After trying several different things in the past two years, the City of Stillwater has a new concept for the 2019 holiday season: Holiday pop-up shops.
A rotating selection of vendors, including restaurants will set up shop for four weeks starting Nov. 29 in all-weather igloo-style tents. There would also be a Christmas tree lot to give families the experience of picking out their own trees without going to a big box store.
The idea for the event, which will be called Merry Main Street, was presented to the City Council Monday by Shannon Williams, the owner of the downtown Stillwater boutique Griege Goods and City Councilor Alane Zannotti.
Zannotti said she was taking her councilor hat off while presenting the project. She and Williams are volunteering to coordinate the pop-up shops, which they see as a city-owned and controlled event.
The remaining City Councilors expressed enthusiasm for their vision of an event that will feature partnerships with downtown merchants, the Prairie Arts Center, the Block 34 Trust and the Stillwater Community Center. They hope it will bridge the invisible barrier that Husband Street seems to create between Main Street and Block 34 and tie into Stillwater’s cultural district, which extends south along Duck Street. It has been difficult to get visitors to Block 34 to make the short walk to other parts of downtown during previous events.
Williams and Zannotti propose visually connecting Main Street and Block 34 with a mobile mural display and carriage rides through downtown. Musical entertainment and a Santa village at Christine Salmon Plaza, 9th Avenue and Main St., wandering carolers and special holiday window displays in the stores on Main Street would give visitors a reason to explore.
“We wanted to encompass all entities that are part of the downtown Stillwater area,” Zannotti said.
The City Council agreed to allocate up to $125,000, including $78,000 in one-time expenses, for the project. It will cost $70,000 to buy four 20-foot igloos and one 30-foot igloo.
The remainder covers the cost of port-a-potties, site prep and gravel for the lot, doors that lock and wooden floors for the igloos, security and a contingency fund of $18,500.
The City will pay for the project with $65,000 from a contingency fund that is available to use at the City Council’s discretion and $63,000 left in the City’s Arts and Humanities fund from previous events.
Zannotti and Williams anticipate bringing in at least $18,500 from sponsorships and from fees paid by pop-up market vendors and merchants who want to be included on a Merry Main Street map and event calendar. They say other sponsorships are possible and will be defined later.
They foresee it eventually becoming a self-sustaining event.

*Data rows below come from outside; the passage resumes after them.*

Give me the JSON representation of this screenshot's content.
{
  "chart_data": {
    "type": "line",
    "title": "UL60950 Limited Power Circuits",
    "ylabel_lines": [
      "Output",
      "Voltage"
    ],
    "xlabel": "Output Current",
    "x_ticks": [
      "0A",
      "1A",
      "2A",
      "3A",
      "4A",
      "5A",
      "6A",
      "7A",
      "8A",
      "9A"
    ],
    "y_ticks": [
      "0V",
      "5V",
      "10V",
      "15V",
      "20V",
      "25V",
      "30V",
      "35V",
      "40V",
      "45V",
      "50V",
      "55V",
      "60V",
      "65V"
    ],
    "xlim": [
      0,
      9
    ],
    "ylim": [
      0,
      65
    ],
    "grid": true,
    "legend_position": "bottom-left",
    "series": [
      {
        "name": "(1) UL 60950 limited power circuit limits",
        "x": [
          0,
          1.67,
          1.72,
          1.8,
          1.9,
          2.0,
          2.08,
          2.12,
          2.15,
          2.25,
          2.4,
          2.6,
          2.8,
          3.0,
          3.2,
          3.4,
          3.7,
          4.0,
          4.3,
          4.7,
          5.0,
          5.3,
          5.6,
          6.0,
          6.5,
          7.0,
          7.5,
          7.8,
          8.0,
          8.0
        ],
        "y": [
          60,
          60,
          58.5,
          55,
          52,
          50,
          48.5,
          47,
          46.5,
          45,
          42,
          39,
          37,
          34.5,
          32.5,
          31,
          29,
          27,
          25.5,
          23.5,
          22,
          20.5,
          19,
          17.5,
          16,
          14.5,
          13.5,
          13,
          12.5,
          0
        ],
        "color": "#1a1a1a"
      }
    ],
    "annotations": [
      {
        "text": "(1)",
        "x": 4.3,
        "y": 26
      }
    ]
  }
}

Visit Stillwater made an effort to fill the gap left by the Polar Express when it sponsored an outdoor ice skating rink in 2017. The rink delivered visitors but struggled with weather that didn’t cooperate.

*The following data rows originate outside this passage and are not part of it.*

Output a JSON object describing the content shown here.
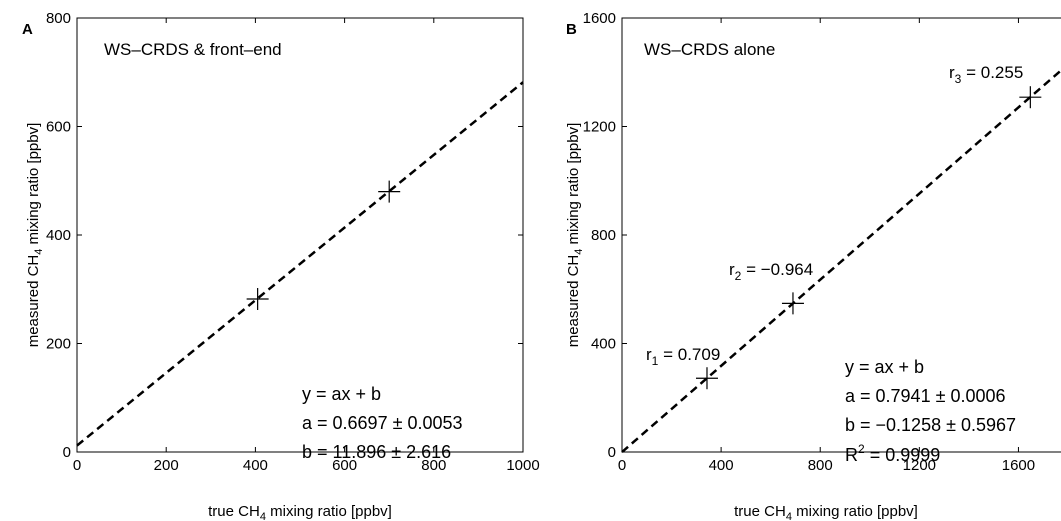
{
  "chart_data": [
    {
      "panel_letter": "A",
      "type": "scatter",
      "title": "WS–CRDS & front–end",
      "xlabel": {
        "pre": "true CH",
        "sub": "4",
        "post": " mixing ratio [ppbv]"
      },
      "ylabel": {
        "pre": "measured CH",
        "sub": "4",
        "post": " mixing ratio [ppbv]"
      },
      "xlim": [
        0,
        1000
      ],
      "ylim": [
        0,
        800
      ],
      "xticks": [
        0,
        200,
        400,
        600,
        800,
        1000
      ],
      "yticks": [
        0,
        200,
        400,
        600,
        800
      ],
      "grid": false,
      "points": [
        {
          "x": 405,
          "y": 282
        },
        {
          "x": 700,
          "y": 480
        }
      ],
      "fit": {
        "a": 0.6697,
        "b": 11.896
      },
      "equations": [
        "y = ax + b",
        "a = 0.6697 ± 0.0053",
        "b = 11.896 ± 2.616"
      ]
    },
    {
      "panel_letter": "B",
      "type": "scatter",
      "title": "WS–CRDS alone",
      "xlabel": {
        "pre": "true CH",
        "sub": "4",
        "post": " mixing ratio [ppbv]"
      },
      "ylabel": {
        "pre": "measured CH",
        "sub": "4",
        "post": " mixing ratio [ppbv]"
      },
      "xlim": [
        0,
        1800
      ],
      "ylim": [
        0,
        1600
      ],
      "xticks": [
        0,
        400,
        800,
        1200,
        1600
      ],
      "yticks": [
        0,
        400,
        800,
        1200,
        1600
      ],
      "grid": false,
      "points": [
        {
          "x": 343,
          "y": 272
        },
        {
          "x": 690,
          "y": 548
        },
        {
          "x": 1648,
          "y": 1308
        }
      ],
      "fit": {
        "a": 0.7941,
        "b": -0.1258
      },
      "equations": [
        "y = ax + b",
        "a = 0.7941 ± 0.0006",
        "b = −0.1258 ± 0.5967",
        "R^2 = 0.9999"
      ],
      "r_labels": [
        {
          "r": "r",
          "sub": "1",
          "value": " = 0.709"
        },
        {
          "r": "r",
          "sub": "2",
          "value": " = −0.964"
        },
        {
          "r": "r",
          "sub": "3",
          "value": " = 0.255"
        }
      ]
    }
  ]
}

The Winter Wonderland event with food trucks, Santa’s village and reindeer that was built around the ice rink ultimately cleared an estimated $5,000 but city leaders said they didn’t consider that enough return on investment to justify spending $80,000, in addition to the in-kind electrical work and services it had already provided, to bring the ice rink back.
In 2018, the city made do with a collection of lighted artificial trees arranged on Block 34 to make the vacant tract of land look more festive. It served as the loading spot for carriage rides through downtown and did attract some photo takers. But the event that created enthusiasm last year was a tree lighting ceremony with live music that downtown merchants sponsored at Christine Salmon Plaza, 9th Avenue and Main Street. Unfortunately, it was a one-night event.

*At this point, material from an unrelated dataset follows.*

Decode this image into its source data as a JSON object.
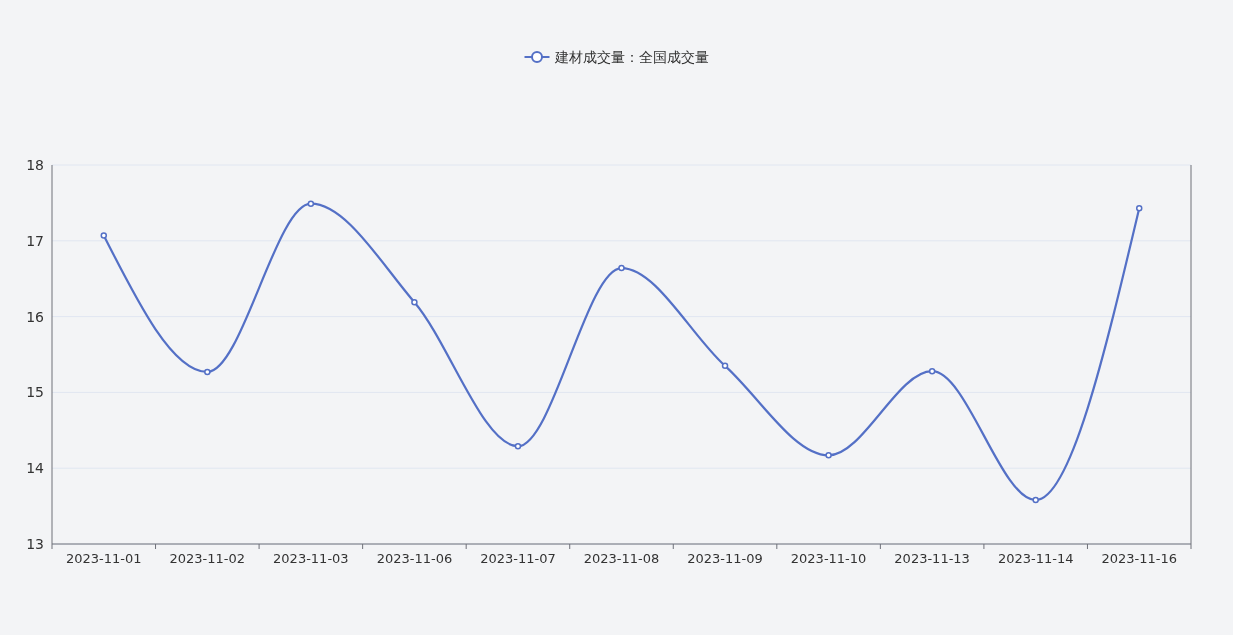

Councilor Amy Dzialowski said she is very excited about the Merry Main Street project, which is similar to an event held in the Midtown area of Oklahoma City.
“I think it activates that space in a unique, special way,” she said. “And it generates sales tax.”
Mayor Will Joyce said he liked the project but knew some residents will wonder why the money was being spent on that instead of fixing potholes.
Vice-mayor Pat Darlington reminded him that he always tells people the city has to generate revenue in order to improve infrastructure.